Abstract: TH-PO921
K-Cadherin Expression Regulates Activation State of Transcription Factors in the Presence and Absence of TGF-β1
Session Information
- Molecular Mechanisms of CKD - I
October 25, 2018 | Location: Exhibit Hall, San Diego Convention Center
Abstract Time: 10:00 AM - 12:00 PM
Category: CKD (Non-Dialysis)
- 1903 CKD (Non-Dialysis): Mechanisms
Authors
- Kalsi, Kameljit Kaur, South West Thames Institute for Renal Research, Carshalton, United Kingdom
- Jain, Seema, South West Thames Institute for Renal Research, Carshalton, United Kingdom
- Phanish, Mysore K., South West Thames Institute for Renal Research, Carshalton, United Kingdom
- Dockrell, Mark E., South West Thames Institute for Renal Research, Carshalton, United Kingdom
Background
K-cadherin (Cadherin 6) is an atypical type I cadherin with high expression in the kidney where it is exclusively expressed in the proximal tubule. Unlike other cadherins in the tubule K-cadherin is expressed basally directly adjacent to the basement membrane. Disruption and loss of renal K-cadherin expression is associated with progressive diabetic nephropathy. Disruption of the precise cellular localisation has been reported in Renal Cell Carcinoma. Recently we have reported a similar disruption in biopsies from renal transplants. The alteration of K-cadherin expression in cancer and fibrosis suggests a potential role in regulating gene expression.
Methods
HKC clone 8 cells, a transformed human PTEC line which do not have detectable K-cadherin protein, were transfected with human K-cadherin pcDNA3.1 expression vector (1µg). Cells were fixed and stained for K-cadherin and visualized by using a 3D deconvolution microscope. Primary human PTECs (K-cadherin positive), control HKC8 (HKC8 K-) and transfected HKC8 cells (HKC8 K+) were grown on non-coated plastic and collagen IV coated dishes and exposed to 2.5 ng/ml TGF-β1 for 5 min before cells were lysed and analysed by western blot.
Results
HKC8 K+ cells showed K-cadherin expression similar to that expected in primary cells, localised in vesicular Golgi-type structures as well as at the cell periphery and was predominantly found in the basal layer.

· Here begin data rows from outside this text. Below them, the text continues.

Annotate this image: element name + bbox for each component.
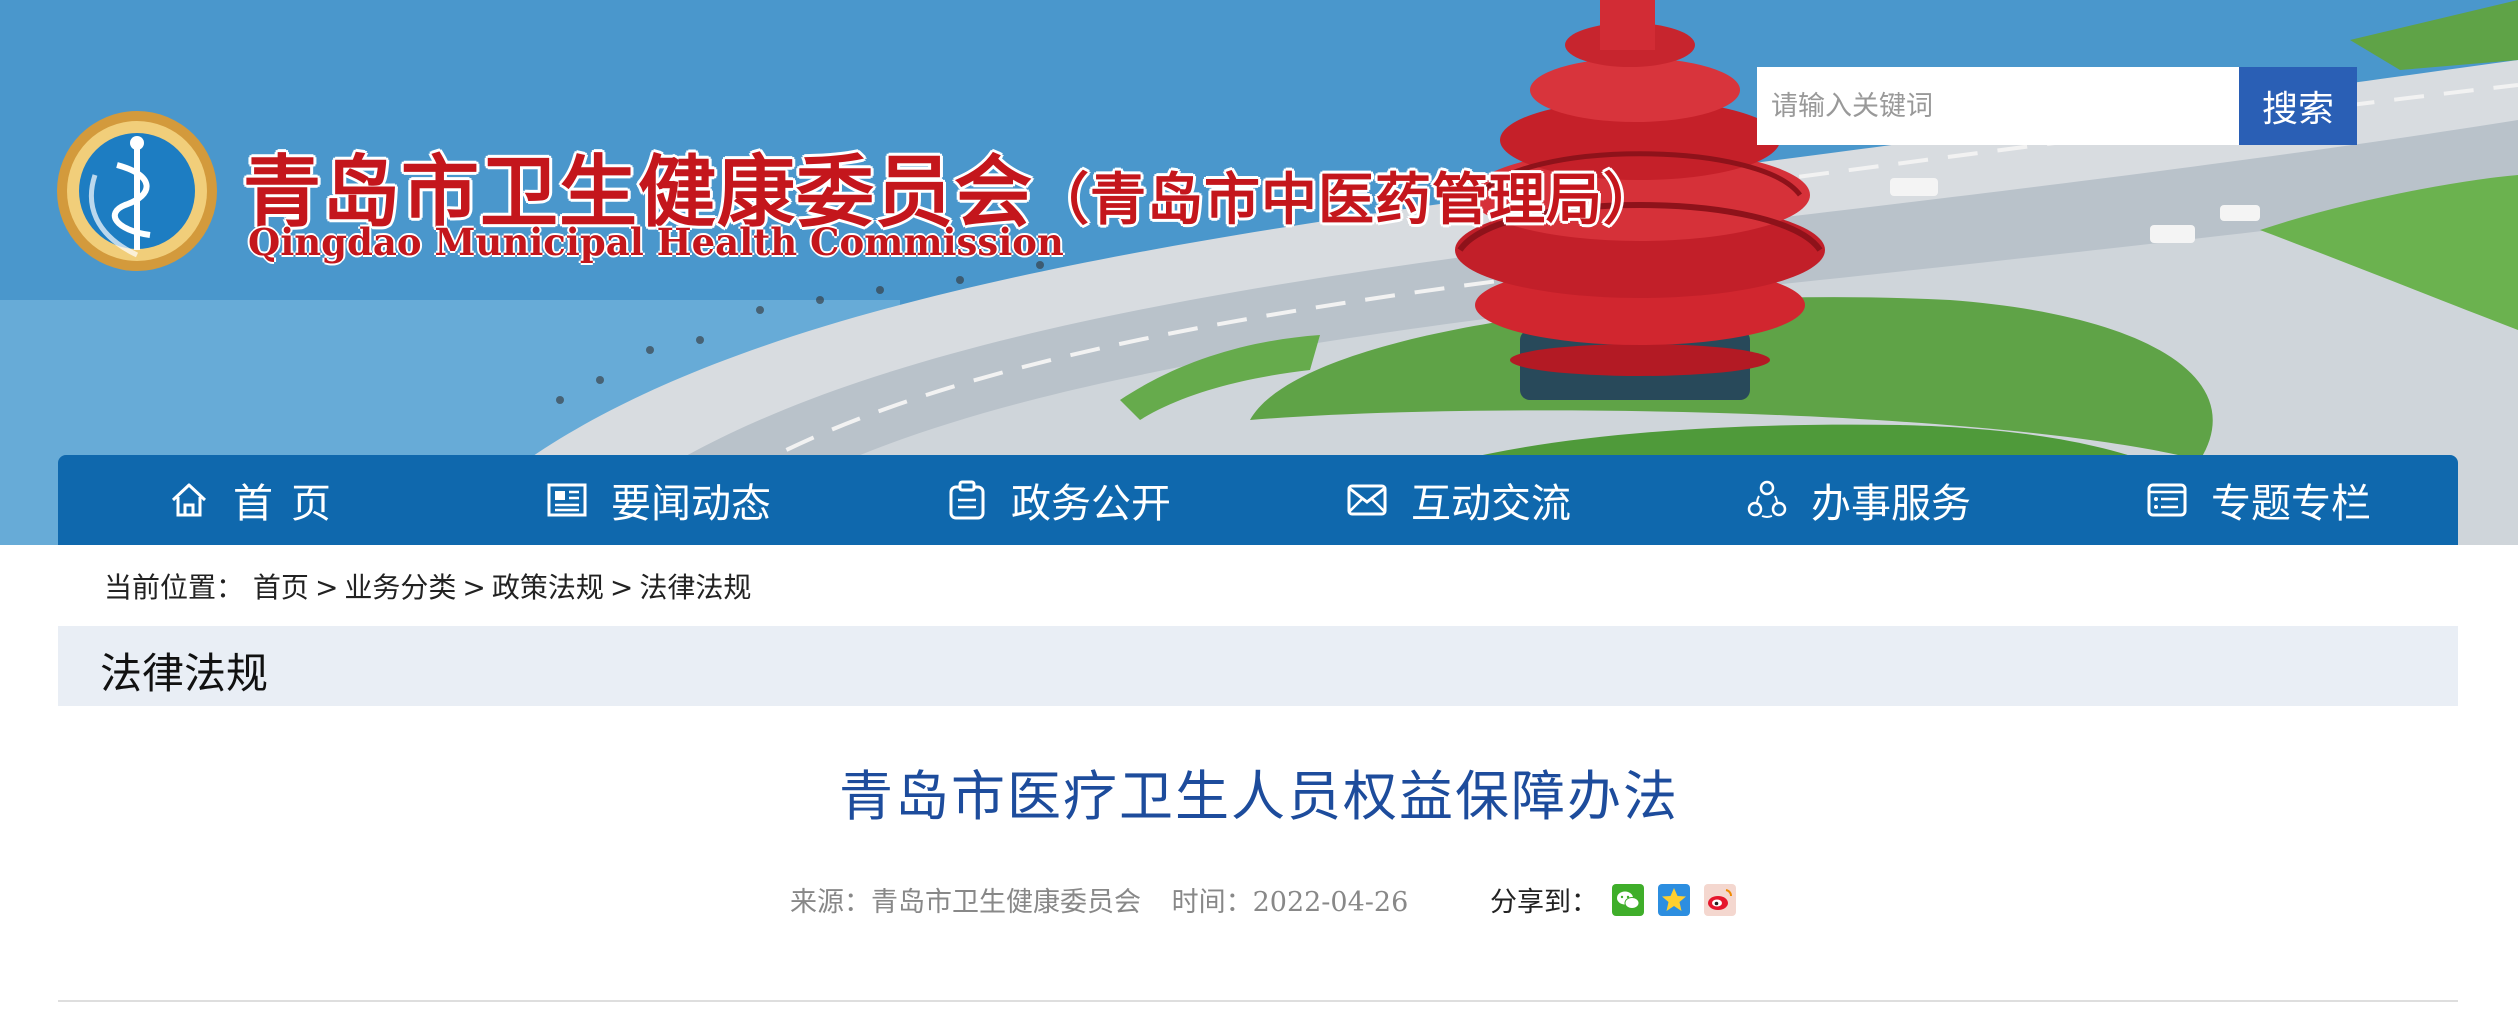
search-button[interactable]: 搜索 [2239, 67, 2357, 145]
interaction-icon [1347, 484, 1387, 516]
nav-item-home[interactable]: 首页 [58, 455, 458, 545]
commission-logo [57, 111, 217, 271]
breadcrumb-separator: > [609, 571, 634, 604]
nav-label-topics: 专题专栏 [2211, 481, 2371, 527]
nav-label-home: 首页 [233, 481, 349, 527]
nav-label-gov-affairs: 政务公开 [1011, 481, 1171, 527]
breadcrumb-prefix: 当前位置： [104, 571, 245, 604]
article-title: 青岛市医疗卫生人员权益保障办法 [839, 765, 1679, 828]
list-icon [2147, 483, 2187, 517]
site-title-english: Qingdao Municipal Health Commission [248, 220, 1064, 264]
wechat-icon[interactable] [1612, 883, 1644, 916]
nav-item-news[interactable]: 要闻动态 [458, 455, 858, 545]
qzone-icon[interactable] [1658, 883, 1690, 916]
nav-item-interaction[interactable]: 互动交流 [1258, 455, 1658, 545]
breadcrumb-link-business[interactable]: 业务分类 [344, 571, 456, 604]
breadcrumb: 当前位置： 首页 > 业务分类 > 政策法规 > 法律法规 [104, 566, 751, 606]
source-value: 青岛市卫生健康委员会 [871, 887, 1141, 918]
section-title: 法律法规 [100, 649, 269, 698]
header-banner: 青岛市卫生健康委员会（青岛市中医药管理局） Qingdao Municipal … [0, 0, 2518, 545]
section-header: 法律法规 [58, 626, 2458, 706]
main-nav: 首页 要闻动态 政务公开 互动交流 办事服务 专题专栏 [58, 455, 2458, 545]
nav-label-news: 要闻动态 [611, 481, 771, 527]
news-icon [547, 483, 587, 517]
service-icon [1747, 480, 1787, 518]
search-input[interactable] [1757, 67, 2239, 145]
site-title-suffix: （青岛市中医药管理局） [1033, 167, 1661, 233]
weibo-icon[interactable] [1704, 883, 1736, 916]
breadcrumb-separator: > [314, 571, 339, 604]
time-label: 时间： [1171, 887, 1253, 918]
nav-item-services[interactable]: 办事服务 [1658, 455, 2058, 545]
search-box: 搜索 [1757, 67, 2357, 145]
article-meta: 来源：青岛市卫生健康委员会 时间：2022-04-26 [790, 880, 1408, 919]
home-icon [171, 483, 207, 517]
share-bar: 分享到： [1490, 880, 1736, 919]
breadcrumb-link-policy[interactable]: 政策法规 [492, 571, 604, 604]
content-divider [58, 1000, 2458, 1002]
publish-date: 2022-04-26 [1252, 887, 1409, 918]
breadcrumb-link-home[interactable]: 首页 [253, 571, 309, 604]
breadcrumb-separator: > [462, 571, 486, 604]
nav-label-services: 办事服务 [1811, 481, 1971, 527]
breadcrumb-link-laws[interactable]: 法律法规 [639, 571, 751, 604]
share-label: 分享到： [1490, 887, 1598, 918]
source-label: 来源： [790, 887, 871, 918]
clipboard-icon [949, 480, 985, 520]
nav-label-interaction: 互动交流 [1411, 481, 1571, 527]
nav-item-topics[interactable]: 专题专栏 [2058, 455, 2458, 545]
nav-item-gov-affairs[interactable]: 政务公开 [858, 455, 1258, 545]
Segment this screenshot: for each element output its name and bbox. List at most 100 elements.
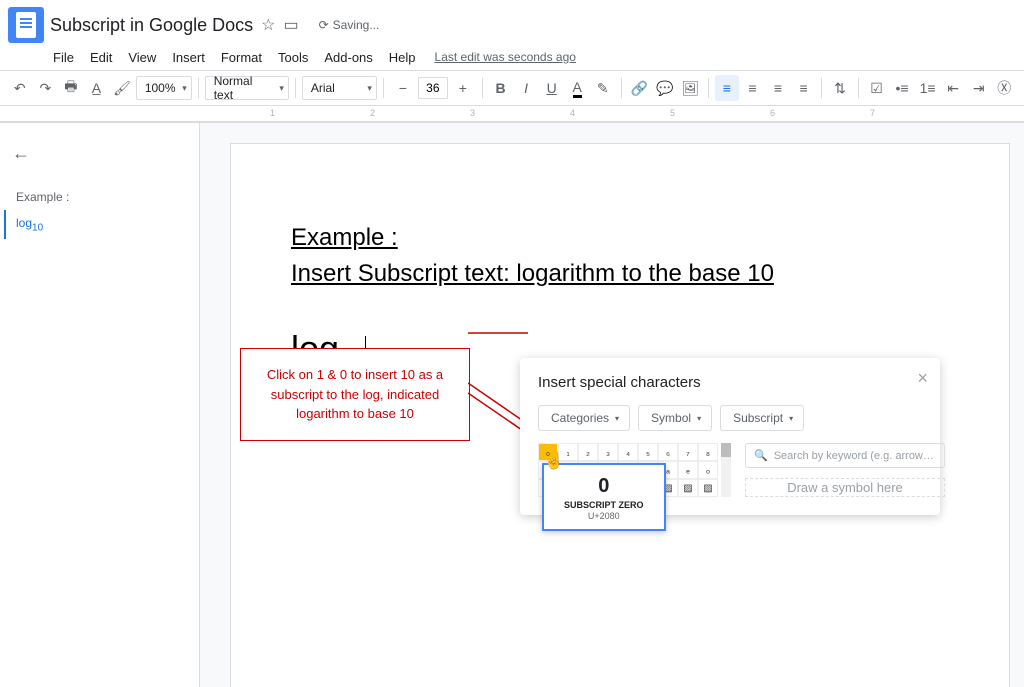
- move-icon[interactable]: ▭: [283, 15, 298, 35]
- menu-tools[interactable]: Tools: [271, 46, 315, 69]
- char-tooltip: 0 SUBSCRIPT ZERO U+2080: [542, 463, 666, 531]
- char-cell-1[interactable]: ₁: [558, 443, 578, 461]
- ruler-tick: 5: [670, 108, 675, 118]
- ruler-tick: 6: [770, 108, 775, 118]
- indent-inc-icon[interactable]: ⇥: [967, 75, 991, 101]
- horizontal-ruler[interactable]: 1 2 3 4 5 6 7: [0, 106, 1024, 122]
- sep: [858, 78, 859, 98]
- outline-panel: ← Example : log10: [0, 123, 200, 687]
- text-color-icon[interactable]: A: [565, 75, 589, 101]
- draw-symbol-pad[interactable]: Draw a symbol here: [745, 478, 945, 497]
- font-size-stepper[interactable]: − +: [390, 75, 476, 101]
- redo-icon[interactable]: ↷: [34, 75, 58, 101]
- dialog-title: Insert special characters: [538, 374, 922, 391]
- char-cell-e[interactable]: ₑ: [678, 461, 698, 479]
- ruler-tick: 1: [270, 108, 275, 118]
- char-cell-4[interactable]: ₄: [618, 443, 638, 461]
- app-header: Subscript in Google Docs ☆ ▭ ⟳ Saving...: [0, 0, 1024, 44]
- print-icon[interactable]: 🖶: [59, 75, 83, 101]
- align-justify-icon[interactable]: ≡: [792, 75, 816, 101]
- fontsize-dec-icon[interactable]: −: [390, 75, 416, 101]
- char-cell-7[interactable]: ₇: [678, 443, 698, 461]
- menu-format[interactable]: Format: [214, 46, 269, 69]
- checklist-icon[interactable]: ☑: [865, 75, 889, 101]
- align-center-icon[interactable]: ≡: [741, 75, 765, 101]
- char-grid-scrollbar[interactable]: [721, 443, 731, 497]
- sep: [295, 78, 296, 98]
- char-cell-8[interactable]: ₈: [698, 443, 718, 461]
- saving-status: Saving...: [333, 18, 380, 32]
- star-icon[interactable]: ☆: [261, 15, 275, 35]
- bullet-list-icon[interactable]: •≡: [890, 75, 914, 101]
- ruler-tick: 2: [370, 108, 375, 118]
- menu-bar: File Edit View Insert Format Tools Add-o…: [0, 44, 1024, 70]
- fontsize-inc-icon[interactable]: +: [450, 75, 476, 101]
- image-icon[interactable]: 🖼: [679, 75, 703, 101]
- underline-icon[interactable]: U: [540, 75, 564, 101]
- sep: [383, 78, 384, 98]
- outline-item-log-sub: 10: [32, 222, 43, 233]
- char-search-input[interactable]: 🔍 Search by keyword (e.g. arrow) or code…: [745, 443, 945, 468]
- menu-help[interactable]: Help: [382, 46, 423, 69]
- align-right-icon[interactable]: ≡: [766, 75, 790, 101]
- annotation-callout: Click on 1 & 0 to insert 10 as a subscri…: [240, 348, 470, 441]
- docs-logo[interactable]: [8, 7, 44, 43]
- draw-hint: Draw a symbol here: [787, 480, 903, 495]
- outline-item-example[interactable]: Example :: [12, 184, 187, 210]
- sep: [198, 78, 199, 98]
- comment-icon[interactable]: 💬: [653, 75, 677, 101]
- doc-heading-1[interactable]: Example :: [291, 224, 949, 252]
- cloud-sync-icon: ⟳: [319, 18, 329, 32]
- dialog-categories-select[interactable]: Categories: [538, 405, 630, 431]
- menu-insert[interactable]: Insert: [165, 46, 212, 69]
- char-cell-6[interactable]: ₆: [658, 443, 678, 461]
- menu-edit[interactable]: Edit: [83, 46, 119, 69]
- doc-heading-2[interactable]: Insert Subscript text: logarithm to the …: [291, 260, 949, 288]
- last-edit-link[interactable]: Last edit was seconds ago: [435, 50, 576, 64]
- italic-icon[interactable]: I: [514, 75, 538, 101]
- sep: [621, 78, 622, 98]
- undo-icon[interactable]: ↶: [8, 75, 32, 101]
- font-size-input[interactable]: [418, 77, 448, 99]
- char-cell-2[interactable]: ₂: [578, 443, 598, 461]
- char-cell-0[interactable]: ₀: [538, 443, 558, 461]
- bold-icon[interactable]: B: [489, 75, 513, 101]
- menu-file[interactable]: File: [46, 46, 81, 69]
- spellcheck-icon[interactable]: A̲: [85, 75, 109, 101]
- style-select[interactable]: Normal text: [205, 76, 289, 100]
- workspace: ← Example : log10 Example : Insert Subsc…: [0, 122, 1024, 687]
- sep: [482, 78, 483, 98]
- dialog-close-icon[interactable]: ×: [917, 368, 928, 389]
- outline-back-icon[interactable]: ←: [12, 143, 187, 164]
- ruler-tick: 3: [470, 108, 475, 118]
- search-placeholder: Search by keyword (e.g. arrow) or codepo…: [774, 450, 936, 462]
- char-cell[interactable]: ▨: [698, 479, 718, 497]
- line-spacing-icon[interactable]: ⇅: [828, 75, 852, 101]
- sep: [708, 78, 709, 98]
- tooltip-name: SUBSCRIPT ZERO: [564, 500, 644, 510]
- ruler-tick: 7: [870, 108, 875, 118]
- paint-format-icon[interactable]: 🖌: [110, 75, 134, 101]
- zoom-select[interactable]: 100%: [136, 76, 192, 100]
- menu-addons[interactable]: Add-ons: [317, 46, 379, 69]
- special-chars-dialog: × Insert special characters Categories S…: [520, 358, 940, 515]
- dialog-subscript-select[interactable]: Subscript: [720, 405, 804, 431]
- char-cell-o[interactable]: ₒ: [698, 461, 718, 479]
- char-cell-3[interactable]: ₃: [598, 443, 618, 461]
- dialog-symbol-select[interactable]: Symbol: [638, 405, 712, 431]
- outline-item-log10[interactable]: log10: [4, 210, 187, 239]
- indent-dec-icon[interactable]: ⇤: [941, 75, 965, 101]
- doc-title[interactable]: Subscript in Google Docs: [50, 15, 253, 36]
- menu-view[interactable]: View: [121, 46, 163, 69]
- outline-item-log-text: log: [16, 216, 32, 230]
- tooltip-code: U+2080: [564, 511, 644, 521]
- font-select[interactable]: Arial: [302, 76, 377, 100]
- align-left-icon[interactable]: ≡: [715, 75, 739, 101]
- char-cell[interactable]: ▨: [678, 479, 698, 497]
- number-list-icon[interactable]: 1≡: [916, 75, 940, 101]
- tooltip-char: 0: [564, 475, 644, 498]
- highlight-icon[interactable]: ✎: [591, 75, 615, 101]
- clear-format-icon[interactable]: Ⓧ: [993, 75, 1017, 101]
- char-cell-5[interactable]: ₅: [638, 443, 658, 461]
- link-icon[interactable]: 🔗: [627, 75, 651, 101]
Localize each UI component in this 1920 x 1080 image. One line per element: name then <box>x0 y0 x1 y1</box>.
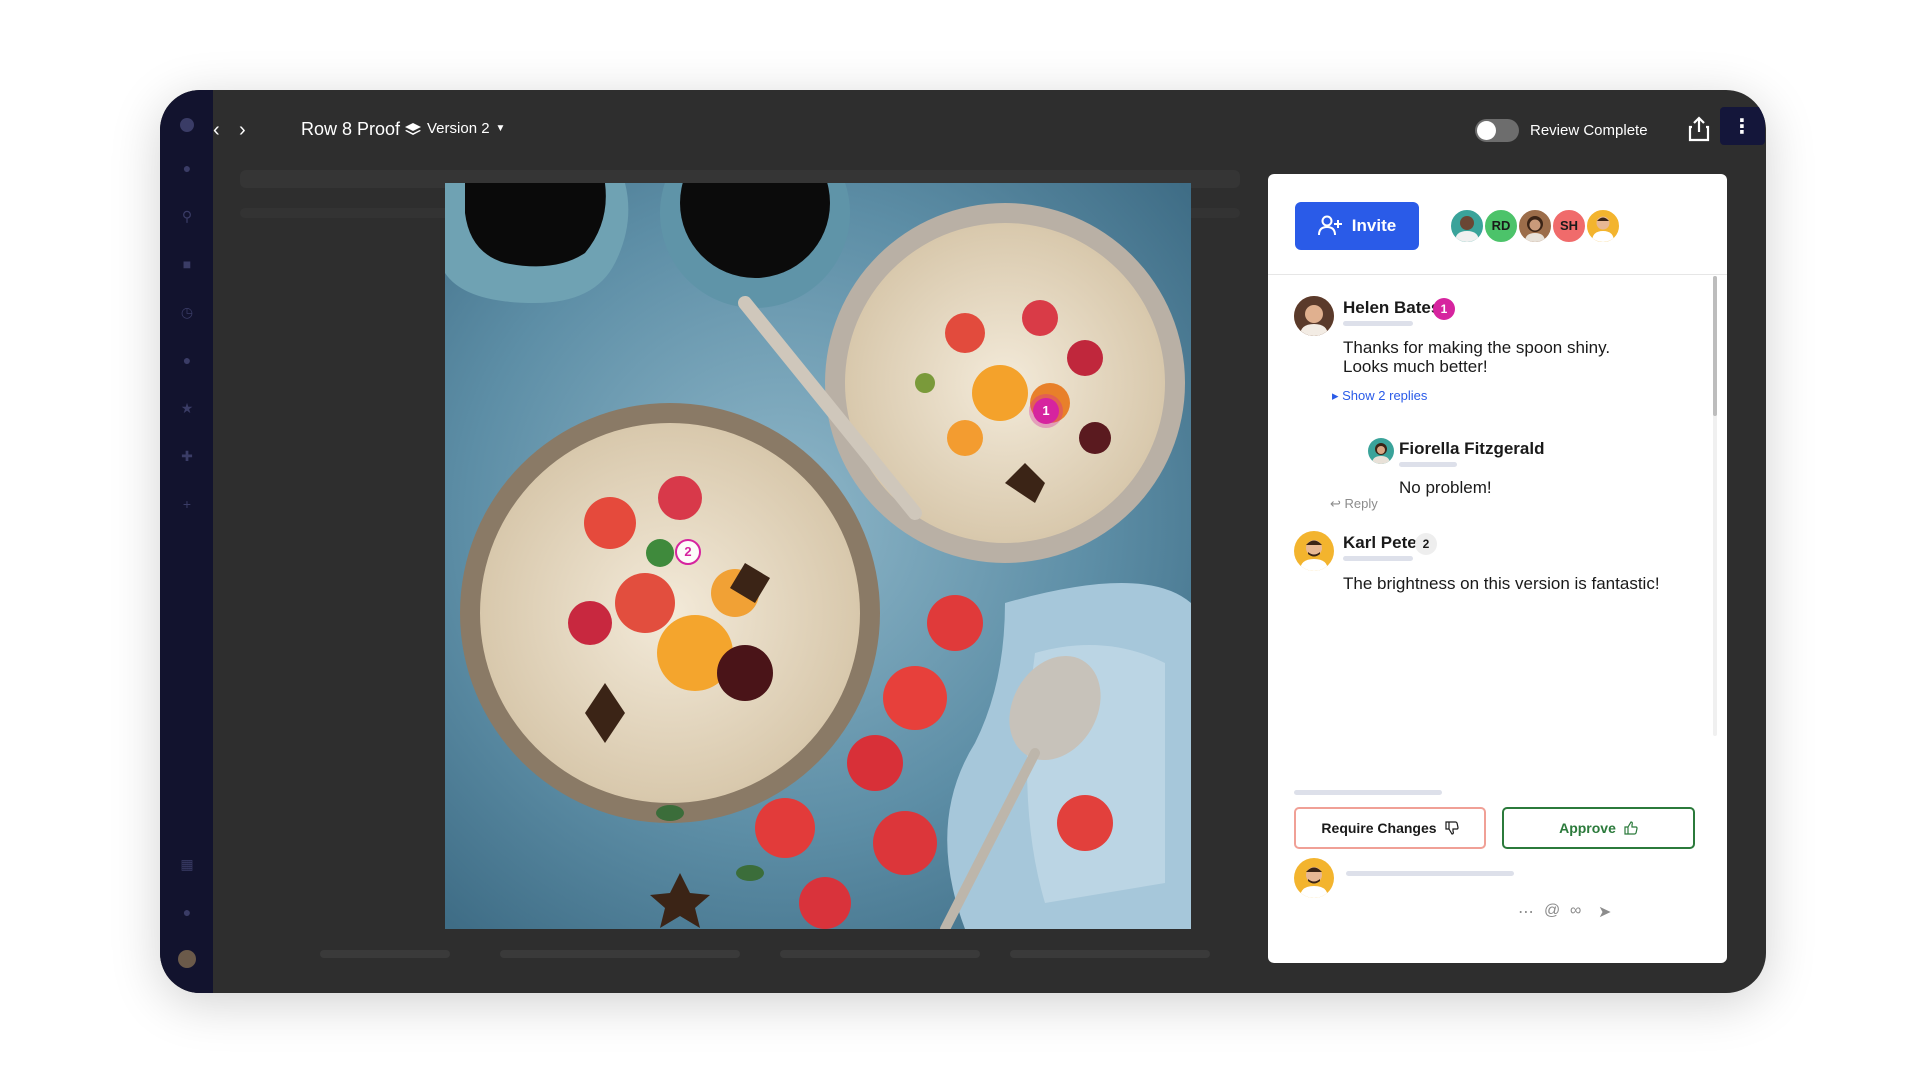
help-icon[interactable]: ● <box>179 904 195 920</box>
invite-button[interactable]: Invite <box>1295 202 1419 250</box>
collaborator-avatar-rd[interactable]: RD <box>1483 208 1519 244</box>
send-icon[interactable]: ➤ <box>1598 902 1611 922</box>
panel-divider <box>1268 274 1727 275</box>
comment-meta-placeholder <box>1343 321 1413 326</box>
star-icon[interactable]: ★ <box>179 400 195 416</box>
app-sidebar: ● ⚲ ■ ◷ ● ★ ✚ + ▦ ● <box>160 90 213 993</box>
collaborator-avatar[interactable] <box>1449 208 1485 244</box>
plus-icon[interactable]: + <box>179 496 195 512</box>
logo-icon <box>180 118 194 132</box>
collaborator-avatar[interactable] <box>1517 208 1553 244</box>
user-avatar-icon[interactable] <box>178 950 196 968</box>
comment-author: Helen Bates <box>1343 298 1441 317</box>
collaborator-avatars: RD SH <box>1449 208 1621 244</box>
reply-author: Fiorella Fitzgerald <box>1399 439 1545 458</box>
caret-right-icon: ▸ <box>1332 388 1343 403</box>
forward-arrow-icon[interactable]: › <box>239 120 246 140</box>
collaborator-avatar-sh[interactable]: SH <box>1551 208 1587 244</box>
thumbs-up-icon <box>1624 821 1638 835</box>
reply-button[interactable]: ↩ Reply <box>1330 496 1378 512</box>
comment-text: The brightness on this version is fantas… <box>1343 574 1660 593</box>
approve-button[interactable]: Approve <box>1502 807 1695 849</box>
background-ghost-bar <box>1010 950 1210 958</box>
puzzle-icon[interactable]: ✚ <box>179 448 195 464</box>
mention-icon[interactable]: @ <box>1544 902 1560 920</box>
proof-image[interactable]: 1 2 <box>445 183 1191 929</box>
status-placeholder <box>1294 790 1442 795</box>
version-label: Version 2 <box>427 120 490 137</box>
version-dropdown[interactable]: Version 2 ▼ <box>405 120 505 137</box>
current-user-avatar <box>1294 858 1334 898</box>
back-arrow-icon[interactable]: ‹ <box>213 120 220 140</box>
app-window: ● ⚲ ■ ◷ ● ★ ✚ + ▦ ● ‹ › Row 8 Proof Vers… <box>160 90 1766 993</box>
more-icon[interactable]: ⋯ <box>1518 902 1534 922</box>
users-icon[interactable]: ● <box>179 352 195 368</box>
invite-label: Invite <box>1351 216 1397 235</box>
avatar-helen-bates <box>1294 296 1334 336</box>
apps-grid-icon[interactable]: ▦ <box>179 856 195 872</box>
proof-title: Row 8 Proof <box>301 119 401 139</box>
review-complete-label: Review Complete <box>1530 122 1648 139</box>
approve-label: Approve <box>1559 820 1616 836</box>
food-photo <box>445 183 1191 929</box>
comment-author: Karl Peter <box>1343 533 1424 552</box>
reply-arrow-icon: ↩ <box>1330 496 1345 511</box>
search-icon[interactable]: ⚲ <box>179 208 195 224</box>
require-changes-label: Require Changes <box>1321 820 1437 836</box>
background-ghost-bar <box>320 950 450 958</box>
thumbs-down-icon <box>1444 821 1459 835</box>
comments-panel: Invite RD SH Helen Bates 1 Thanks for ma… <box>1268 174 1727 963</box>
background-ghost-bar <box>500 950 740 958</box>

Regulation of important transcription factors Elk1, Erk5a & Erk5b were investigated. TGF-β1 induced an increase of phospho-Elk1 in HKC8 K- cells grown on collagen IV but a reduction in phospho-Elk1 in HKC8 K+ cells. The expression of K-cadherin had no effect on TGFβ-induced phospho-Elk1 in cells grown on plastic. In primary PTECs grown on collagen IV TGFβ1 reduced phospho-Elk1 levels. Although TGFβ1 induces phosphorylation of Erk5a it has no effect on the levels of activated (phosphorylated) Erk5b. However, the expression of K-cadherin alone significantly increased phospho-Erk5b.
Conclusion
The basal expression of K-cadherin appears to be critical in regulating transcription factor activation in human primary proximal tubule cells due, at least in part, to its interaction with collagen IV. Disrupted expression seen in cancer and during renal injury will result in alteration of gene activation and cellular responses.